Les Sources / Marie-Hélène Lafon

La violence rôde dans une ferme isolée du Cantal, dans les années 60.

Marie-Hélène Lafon n’a pas son pareil pour camper en quelques pages des scènes, pour donner de l’épaisseur à ses personnages en quelques lignes. Dans « Les Sources » elle se penche sur une famille d’agriculteurs qui vit sous le joug d’un père de famille violent. La première victime est sa femme, qui est la voix de toute la première partie du roman. Elle raconte sans détour ce qu’elle vit, la violence qui l’enferme dans son quotidien avec son conjoint. L’autrice parvient à nous transporter au milieu de cette ferme isolée du Cantal, dans les années 60. Il y est question de la condition des femmes et encore une fois on est marqués par les mots, par le choix des mots dans lequel on sent que rien n’est laissé au hasard. Pour la deuxième partie du roman Marie-Hélène Lafon choisit de donner la parole au père avant de terminer par une des filles de la fratrie. « Les Sources » est un roman tendu qui se lit comme un souffle. Comme souvent chez la romancière la question du silence et des non dits plane jamais loin et c’est encore le cas ici. À l’arrivée ça donne un roman âpre et très bien écrit.

Les Sources, ed. Buchet Chastel, 16,50 euros, 128 pages.

Le Sanctuaire / Laurine Roux

Un roman qu’on ne lâche pas, sur une famille qui vit en autarcie après une catastrophe.

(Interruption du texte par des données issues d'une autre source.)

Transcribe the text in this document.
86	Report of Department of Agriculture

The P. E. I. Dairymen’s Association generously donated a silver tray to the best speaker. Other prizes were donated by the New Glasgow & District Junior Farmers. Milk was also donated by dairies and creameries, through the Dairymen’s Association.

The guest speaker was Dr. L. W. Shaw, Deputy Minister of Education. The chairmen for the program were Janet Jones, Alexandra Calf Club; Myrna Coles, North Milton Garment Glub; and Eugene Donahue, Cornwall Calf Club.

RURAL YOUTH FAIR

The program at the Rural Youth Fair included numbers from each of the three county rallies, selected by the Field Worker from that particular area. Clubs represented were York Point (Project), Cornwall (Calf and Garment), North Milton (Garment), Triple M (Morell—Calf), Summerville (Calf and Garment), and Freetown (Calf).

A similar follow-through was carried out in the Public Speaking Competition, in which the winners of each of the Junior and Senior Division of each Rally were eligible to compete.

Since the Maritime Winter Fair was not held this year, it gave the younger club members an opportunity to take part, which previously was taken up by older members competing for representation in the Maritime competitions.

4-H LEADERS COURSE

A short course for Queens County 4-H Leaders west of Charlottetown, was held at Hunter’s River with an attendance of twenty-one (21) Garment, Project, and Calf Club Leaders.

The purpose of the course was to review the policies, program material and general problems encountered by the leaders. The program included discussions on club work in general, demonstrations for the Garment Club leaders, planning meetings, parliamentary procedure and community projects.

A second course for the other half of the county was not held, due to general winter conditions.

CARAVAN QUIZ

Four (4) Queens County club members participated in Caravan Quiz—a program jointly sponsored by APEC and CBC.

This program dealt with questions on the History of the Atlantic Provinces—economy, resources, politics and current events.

Dans un monde où une catastrophe a réduit à peau de chagrin la population mondiale, une famille se retrouve retranchée dans les montagnes et vit en autarcie dans une cabane. Un lieu appelé « Le sanctuaire » et qui est préservé du monde extérieur par le père de la famille notamment, très protecteur envers ses deux filles. Le monde d’avant resurgit par bribes de temps à autre, lorsque le père s’absente pour récupérer des denrées et qu’il croise d’autres survivants. Pour la mère, c’est par le discours que la nostalgie se met en place lorsqu’elle raconte des scènes du monde d’avant à ses filles. Laurine Roux emmène le lecteur au sein de cette famille et plusieurs thèmes sont abordés autour de la parentalité, de ce que peut représenter le fait de protéger ses enfants ou encore les différentes facettes qui peuvent naitre chez des parents lorsqu’ils élèvent des enfants, y compris les facettes plus sombres. Entre les deux sœurs, il y a des caractères qui divergent au début du récit avec Gemma qui est née dans « Le sanctuaire » et qui ne connait que cet environnement sauvage dans lequel elle a grandi et qui avec l’aide de son père, a fait d’elle une chasseuse hors pair. June de son côté connait le monde d’avant et a un rapport totalement différent à la nature qui l’entoure. Elle ne ressent pas le même sentiment de liberté que sa sœur.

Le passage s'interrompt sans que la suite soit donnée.